The AUD/USD pair rose during the Friday session, as risk appetite increased during the Friday session. The pair has been struggling lately, but this previous week’s bearishness has been all recovered due to the Friday move. Just above here, we do see shooting stars on both the daily and weekly charts, and this does suggest that we are tight enough in a smaller range.
On a break above the 1.0350 level, we would become very bullish of the Australian dollar suddenly as it would smash through not only to shooting stars on the daily chart, but the aforementioned weekly shooting star. This would be a serious change in momentum for the bullish trader. Until this happens, it’s hard to see anything to get overly excited about in this market as it is so sensitive to headline risks, and we have to be cognizant of the fact that there are many out there.
The 1.03 level is the 50% Fibonacci retrace of the downtrend that started months ago, so of course it did attract a lot of attention by the sellers. We think that the headline risks out there are probably skewed to the downside still, so we are a little bit hesitant to get too overly bullish of the Australian dollar at the moment.

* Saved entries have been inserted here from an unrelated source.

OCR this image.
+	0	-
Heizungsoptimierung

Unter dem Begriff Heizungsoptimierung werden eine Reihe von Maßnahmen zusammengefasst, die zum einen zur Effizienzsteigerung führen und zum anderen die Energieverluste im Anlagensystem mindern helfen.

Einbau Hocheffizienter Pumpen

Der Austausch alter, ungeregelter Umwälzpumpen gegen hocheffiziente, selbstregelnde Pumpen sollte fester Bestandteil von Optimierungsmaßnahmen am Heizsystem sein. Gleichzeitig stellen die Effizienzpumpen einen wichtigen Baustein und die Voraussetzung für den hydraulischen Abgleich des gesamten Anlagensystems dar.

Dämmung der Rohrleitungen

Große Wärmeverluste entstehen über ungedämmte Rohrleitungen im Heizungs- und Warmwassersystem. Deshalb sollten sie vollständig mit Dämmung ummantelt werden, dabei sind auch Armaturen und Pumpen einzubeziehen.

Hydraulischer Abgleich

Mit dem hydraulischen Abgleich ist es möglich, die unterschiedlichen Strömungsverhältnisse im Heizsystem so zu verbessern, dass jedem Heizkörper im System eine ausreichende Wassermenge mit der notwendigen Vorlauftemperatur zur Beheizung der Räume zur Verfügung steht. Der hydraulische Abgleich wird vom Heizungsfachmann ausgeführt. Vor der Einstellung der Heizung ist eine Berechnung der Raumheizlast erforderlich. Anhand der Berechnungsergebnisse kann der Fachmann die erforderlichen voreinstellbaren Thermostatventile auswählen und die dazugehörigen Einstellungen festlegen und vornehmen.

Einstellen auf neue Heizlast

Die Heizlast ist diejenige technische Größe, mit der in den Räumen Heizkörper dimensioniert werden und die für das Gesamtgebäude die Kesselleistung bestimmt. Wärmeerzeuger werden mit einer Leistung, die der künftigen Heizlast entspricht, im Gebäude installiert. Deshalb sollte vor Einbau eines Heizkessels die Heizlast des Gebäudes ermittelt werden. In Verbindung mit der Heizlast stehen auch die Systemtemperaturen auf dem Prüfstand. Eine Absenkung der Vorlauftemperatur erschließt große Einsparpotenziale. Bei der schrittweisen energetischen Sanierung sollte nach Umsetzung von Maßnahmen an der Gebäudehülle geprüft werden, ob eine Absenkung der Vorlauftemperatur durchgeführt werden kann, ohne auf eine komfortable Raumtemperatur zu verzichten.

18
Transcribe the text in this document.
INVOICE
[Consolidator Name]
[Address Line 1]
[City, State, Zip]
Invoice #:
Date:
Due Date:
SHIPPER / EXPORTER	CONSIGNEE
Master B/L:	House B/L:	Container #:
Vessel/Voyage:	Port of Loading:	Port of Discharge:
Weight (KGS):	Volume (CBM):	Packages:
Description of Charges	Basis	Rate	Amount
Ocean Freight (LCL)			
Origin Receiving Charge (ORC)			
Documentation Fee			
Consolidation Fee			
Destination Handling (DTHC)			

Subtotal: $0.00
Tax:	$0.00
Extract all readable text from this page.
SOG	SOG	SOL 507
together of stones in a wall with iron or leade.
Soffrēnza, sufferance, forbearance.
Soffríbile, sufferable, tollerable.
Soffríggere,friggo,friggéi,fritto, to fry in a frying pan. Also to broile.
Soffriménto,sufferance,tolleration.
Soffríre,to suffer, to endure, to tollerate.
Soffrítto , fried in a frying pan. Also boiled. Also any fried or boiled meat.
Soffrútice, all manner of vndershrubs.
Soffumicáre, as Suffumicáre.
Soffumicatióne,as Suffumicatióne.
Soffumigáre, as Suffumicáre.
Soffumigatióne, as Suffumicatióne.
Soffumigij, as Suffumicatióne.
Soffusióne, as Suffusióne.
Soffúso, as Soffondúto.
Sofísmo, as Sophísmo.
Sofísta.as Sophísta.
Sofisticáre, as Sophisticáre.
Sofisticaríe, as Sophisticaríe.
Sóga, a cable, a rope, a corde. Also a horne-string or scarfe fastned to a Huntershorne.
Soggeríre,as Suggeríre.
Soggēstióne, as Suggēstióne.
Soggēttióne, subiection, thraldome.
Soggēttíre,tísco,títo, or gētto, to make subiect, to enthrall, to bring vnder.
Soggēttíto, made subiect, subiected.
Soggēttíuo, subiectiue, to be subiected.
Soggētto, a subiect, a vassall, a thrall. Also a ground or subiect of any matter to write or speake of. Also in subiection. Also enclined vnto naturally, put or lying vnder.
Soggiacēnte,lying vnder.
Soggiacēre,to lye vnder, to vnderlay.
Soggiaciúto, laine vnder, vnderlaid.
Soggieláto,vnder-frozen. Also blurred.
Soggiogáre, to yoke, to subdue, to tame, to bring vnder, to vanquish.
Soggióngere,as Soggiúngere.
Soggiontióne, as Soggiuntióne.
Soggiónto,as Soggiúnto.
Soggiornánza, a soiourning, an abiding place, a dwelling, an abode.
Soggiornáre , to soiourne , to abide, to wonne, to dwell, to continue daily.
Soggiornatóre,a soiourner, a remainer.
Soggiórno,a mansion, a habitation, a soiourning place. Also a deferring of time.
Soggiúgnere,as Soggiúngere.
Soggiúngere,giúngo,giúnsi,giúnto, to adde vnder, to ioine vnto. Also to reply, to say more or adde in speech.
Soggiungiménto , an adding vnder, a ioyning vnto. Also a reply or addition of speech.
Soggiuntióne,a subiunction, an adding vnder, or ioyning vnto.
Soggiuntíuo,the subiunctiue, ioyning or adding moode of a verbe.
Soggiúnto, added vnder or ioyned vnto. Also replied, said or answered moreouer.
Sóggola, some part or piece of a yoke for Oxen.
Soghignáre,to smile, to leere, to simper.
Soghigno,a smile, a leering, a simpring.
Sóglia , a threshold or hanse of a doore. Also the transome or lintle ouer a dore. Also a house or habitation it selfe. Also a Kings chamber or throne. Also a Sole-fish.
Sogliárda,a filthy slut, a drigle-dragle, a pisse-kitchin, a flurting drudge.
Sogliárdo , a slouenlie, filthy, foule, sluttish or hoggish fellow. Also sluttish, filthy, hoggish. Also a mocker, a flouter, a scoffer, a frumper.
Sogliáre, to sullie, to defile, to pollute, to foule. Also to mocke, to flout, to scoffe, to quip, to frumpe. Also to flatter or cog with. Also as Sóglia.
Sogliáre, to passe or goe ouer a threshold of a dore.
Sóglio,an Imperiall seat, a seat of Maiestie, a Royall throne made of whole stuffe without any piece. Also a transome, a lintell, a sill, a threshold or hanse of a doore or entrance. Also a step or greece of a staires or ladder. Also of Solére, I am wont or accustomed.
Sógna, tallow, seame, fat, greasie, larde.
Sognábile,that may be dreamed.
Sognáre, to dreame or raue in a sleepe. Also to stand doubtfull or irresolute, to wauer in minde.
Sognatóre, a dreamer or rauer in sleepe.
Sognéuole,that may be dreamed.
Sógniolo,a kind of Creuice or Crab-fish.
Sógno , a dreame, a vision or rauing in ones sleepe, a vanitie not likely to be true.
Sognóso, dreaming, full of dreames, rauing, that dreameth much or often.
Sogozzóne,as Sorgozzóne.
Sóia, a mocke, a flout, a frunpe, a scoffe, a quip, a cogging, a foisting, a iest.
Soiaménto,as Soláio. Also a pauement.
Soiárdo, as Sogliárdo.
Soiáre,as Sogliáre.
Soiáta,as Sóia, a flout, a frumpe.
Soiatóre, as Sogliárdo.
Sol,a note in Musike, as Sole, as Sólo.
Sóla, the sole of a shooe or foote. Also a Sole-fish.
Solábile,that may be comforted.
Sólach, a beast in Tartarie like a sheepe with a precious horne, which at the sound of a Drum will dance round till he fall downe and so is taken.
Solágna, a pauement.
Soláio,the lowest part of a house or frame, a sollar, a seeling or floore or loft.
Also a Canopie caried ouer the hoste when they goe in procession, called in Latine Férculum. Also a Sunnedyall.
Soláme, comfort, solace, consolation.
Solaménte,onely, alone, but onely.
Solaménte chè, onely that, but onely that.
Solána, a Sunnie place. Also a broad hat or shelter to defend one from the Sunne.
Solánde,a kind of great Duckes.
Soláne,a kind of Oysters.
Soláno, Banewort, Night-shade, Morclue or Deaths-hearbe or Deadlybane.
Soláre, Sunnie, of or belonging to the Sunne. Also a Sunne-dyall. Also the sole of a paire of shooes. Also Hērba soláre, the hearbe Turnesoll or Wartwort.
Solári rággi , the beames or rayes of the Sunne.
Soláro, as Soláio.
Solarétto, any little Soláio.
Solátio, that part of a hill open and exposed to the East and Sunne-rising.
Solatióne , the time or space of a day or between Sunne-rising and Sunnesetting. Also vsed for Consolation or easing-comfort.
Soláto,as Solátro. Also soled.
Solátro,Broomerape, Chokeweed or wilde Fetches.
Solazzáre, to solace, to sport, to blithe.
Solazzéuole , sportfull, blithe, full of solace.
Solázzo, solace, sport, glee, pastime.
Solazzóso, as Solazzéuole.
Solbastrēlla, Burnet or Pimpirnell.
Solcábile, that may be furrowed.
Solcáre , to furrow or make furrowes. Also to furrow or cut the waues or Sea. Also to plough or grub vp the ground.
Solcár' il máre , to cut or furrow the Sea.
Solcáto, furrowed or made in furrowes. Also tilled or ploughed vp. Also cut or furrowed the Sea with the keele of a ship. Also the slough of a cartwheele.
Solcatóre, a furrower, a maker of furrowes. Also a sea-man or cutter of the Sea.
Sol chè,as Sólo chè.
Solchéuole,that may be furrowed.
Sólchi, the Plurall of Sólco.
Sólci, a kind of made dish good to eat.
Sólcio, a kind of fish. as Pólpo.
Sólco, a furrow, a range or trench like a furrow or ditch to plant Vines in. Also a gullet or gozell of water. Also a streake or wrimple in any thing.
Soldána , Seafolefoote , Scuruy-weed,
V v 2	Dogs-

Whether or not the Chinese can continue growing there economy at a robust pace is truly was going to move the Australian dollar before it’s all said and done. It is because of this that the Chinese economic announcements are very vital to the health of this currency. With the Australian sending most of their exports to China, this is an excellent way to play the Chinese situation by proxy.
The candle on Friday although bullish, is an inside candle nonetheless. This suggests that the range is going to tighten up further, and an explosive move could, and the relative near term. This would more than likely be based upon headlines coming across the wires, and as such this does skew our opinion to the downside. Obviously, the parity level should produce some type of support so we would expect to bounce from that level.